Securities dealers are losing their grip on short-term investment management for corporations, a study shows.
The study, conducted by Chicago-based Treasury Strategies Inc., found that securities dealers hold 53% of the market, down from 63% last year. Banks' share, meanwhile, has held steady at 23%, while that of investment managers has climbed to 10% from 4%.
The study was based on corporate liquidity management practices at 496 U.S. asset management clients. Companies participating in the survey all had annual revenues exceeding $50 million.
Anthony J. Carfang, partner at Treasury Strategies, said the rapidly expanding economy means many companies have unexpectedly high levels of operating cash. He placed the total corporate liquidity market at about $300 billion.
Because banks have ready access to the payment system and offer convenient ways to move funds, they may be best positioned to take advantage of the growth in investing.
"Convenience is a factor," Mr. Carfang said. "If the banks can make investing automated and convenient, and all money begins in a bank account, then banks have an opportunity to preempt securities dealers."
Corporations increasingly invest in money market mutual funds, sweep accounts, government securities, and repurchase agreements, and less in commercial paper, the survey showed.
Mr. Carfang said he was surprised to find that about 35% of operating cash investments were managed by executives who spent less than 25 hours a month deciding where to place them.
"Some treasurers have decided to relegate investments to a lower level," Mr. Carfang said. "They are also putting corporate investors on a real short leash by saying, 'You can buy Treasuries, and you can only invest overnight,' so there's no way to screw up."
Securities dealers may "still have a commanding share," Mr.
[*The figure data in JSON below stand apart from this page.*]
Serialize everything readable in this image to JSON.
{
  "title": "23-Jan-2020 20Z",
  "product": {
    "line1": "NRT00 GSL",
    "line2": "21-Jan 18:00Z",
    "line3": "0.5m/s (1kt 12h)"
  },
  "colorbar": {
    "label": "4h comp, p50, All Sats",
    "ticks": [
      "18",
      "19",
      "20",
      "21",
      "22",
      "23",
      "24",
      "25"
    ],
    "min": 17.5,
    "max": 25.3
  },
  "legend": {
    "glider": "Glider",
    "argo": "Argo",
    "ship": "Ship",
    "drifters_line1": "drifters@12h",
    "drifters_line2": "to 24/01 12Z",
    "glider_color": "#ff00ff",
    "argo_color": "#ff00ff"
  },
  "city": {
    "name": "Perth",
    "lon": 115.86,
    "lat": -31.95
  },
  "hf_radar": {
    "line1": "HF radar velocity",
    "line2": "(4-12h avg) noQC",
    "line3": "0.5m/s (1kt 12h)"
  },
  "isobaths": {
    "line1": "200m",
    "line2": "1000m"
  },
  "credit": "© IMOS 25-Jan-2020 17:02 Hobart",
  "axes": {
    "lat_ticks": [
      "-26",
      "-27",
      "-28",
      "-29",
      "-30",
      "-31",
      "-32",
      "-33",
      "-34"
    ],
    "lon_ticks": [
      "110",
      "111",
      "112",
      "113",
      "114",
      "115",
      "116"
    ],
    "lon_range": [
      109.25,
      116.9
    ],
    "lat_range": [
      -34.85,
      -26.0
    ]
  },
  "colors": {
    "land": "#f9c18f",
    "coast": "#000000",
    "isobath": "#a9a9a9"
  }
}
Carfang said, but banks are making inroads by linking cash management and demand deposit services with investment products, enabling a bank to automate investing.
James Graham, executive vice president at PNC Bank Corp., Pittsburgh, said corporations may favor the banking industry's approach to managing corporate assets.
"We try to provide convenience for the customers," he said, adding that just a few short years ago, "banks were more focused on providing cash flow services, but they were not making it really easy to make that investment decision."
Michael J. Rosenberg, vice president at Chase Manhattan Corp., said his bank this year has doubled the attention it devotes to corporate liquidity and investment management products.
He said improvements in the technology for serving asset management clients have brought more business to banks.
"We made it extremely easy for corporations to work with us," said Mr. Rosenberg. "The technology is so advanced now that the investment process is down to a science."
Mr. Carfang said he sees more corporations looking to invest in mutual funds than in past years.
"I think the fund companies are doing a nice job of getting in front of a corporate treasurer and telling their story," he said.